Taking a stand against abortion
This week, I was one of the keynote speakers at a pro-life rally in Harrisburg. You probably haven’t heard it mentioned anywhere else.
So, I decided to bring the rally to you. Here are my words. Sorry you couldn’t be there, but a good time was had by all. And the unborn babies were quite appreciative: Language is a powerful thing, and the way we use it can be more potent than weapons or conquering armies. If we can turn the taking of an innocent human life into a “choice,” a word that has traditionally brought with it such positive connotations, we can mask the true horror of what is done.
This was eloquently expressed by Archbishop Charles Chaput in his book “Stranger in a Strange Land:”
If the world taking shape around us today seems to make us strangers in a strange land, strangers in our own land, that’s because it does. If, while preaching freedom, the world seems filled with cynicism, ugliness, blasphemies big and small, and sadness, that’s because too often it is. What the modern world really wants, wrote Josef Pieper, is flattery, and it does not matter how much of it is a lie.
But since every lie is an act of violence against reality and a deforming of the truth, the world also wants the right to disguise the lying, so “the fact of being lied to can be easily ignored.” The result is predictable, “The common element in all of this is the degeneration of language into an instrument of rape.” And that rape is carried out not just against the dignity of the human spirit, but against the beauty of the earth itself.
That is one of the most powerful phrases I have ever read “the degeneration of language into an instrument of rape.” When we stop calling abortion what it is, both morally and scientifically, and that is the destruction of human life, we are violating the truth, and our own ability to feel shame. We are sanitizing the most fundamental barbarity so that we can avoid feeling savage, uncaring, wrong.
I saw this when I was doing research for one of my asylum cases, once. I do a lot of asylum cases, and I often deal with abused women. I always look for country and human rights reports, like those published by the Department of State, Human Rights Watch and articles from other NGOs to buttress my claims of abuse. Once, I found a report from Amnesty International that said that the denial of abortion was a violation of human rights. The head of Planned Parenthood, Cecile Richards, has said the same thing, quite recently. To turn the language of rights around in this manner is particularly despicable, but very effective. If we start framing abortion as a “right” instead of violence against the dignity of all people, we can avoid feeling degraded. It is a way to sympathize with the victimizer, and not the victim.
I am a lawyer, and a woman, and a Catholic, and all of those aspects of my identity compel me to speak out on behalf of the unborn. As a lawyer, I look for justice, even imperfect and delayed justice. As a woman, I know the awesome power that is the ability to create life. As a Catholic, I understand that it is always important, even when it is unpopular, to speak for those who don’t have voices, the “least of these.”

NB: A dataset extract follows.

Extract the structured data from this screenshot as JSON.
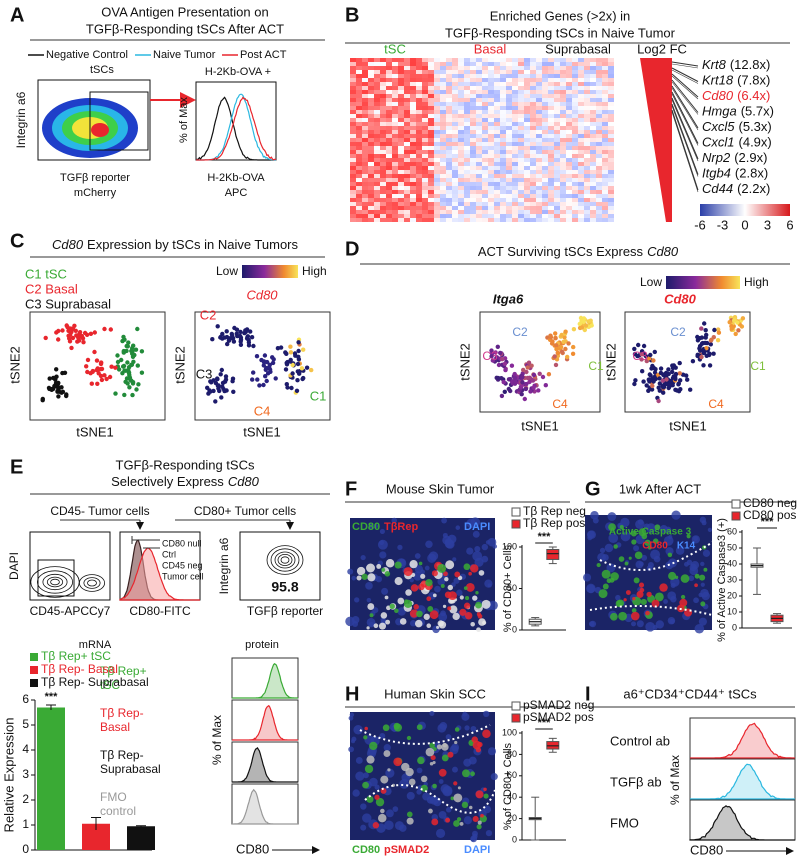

I hope that our legislators will hear us, will listen closely to what we are saying, and will reject the “degeneration of language” that urges us to ignore the true nature of abortion and consider it one among many legitimate “choices.”
Kermit Gosnell was able to benefit from that willingness to ignore the truth, because Planned Parenthood and other abortion advocates wanted us to look away and helped invalidate legitimate controls on abortion clinics and providers.
In closing, I want to quote from an email that I received in response to my column in the Philadelphia Inquirer last week:
“I am still surprised that an educated woman still calls herself pro-life. That is a misnomer. Those who believe in abortions for quality of life or even life-saving reasons are also ‘pro-life’ … I am also a scientist and I know all the stages of life. A child who is unwanted suffers much more than an aborted fetus.”
That, my good friends, is what we are fighting against, that willingness to manipulate an obvious truth to a personal advantage. And today is an important step. Thank you.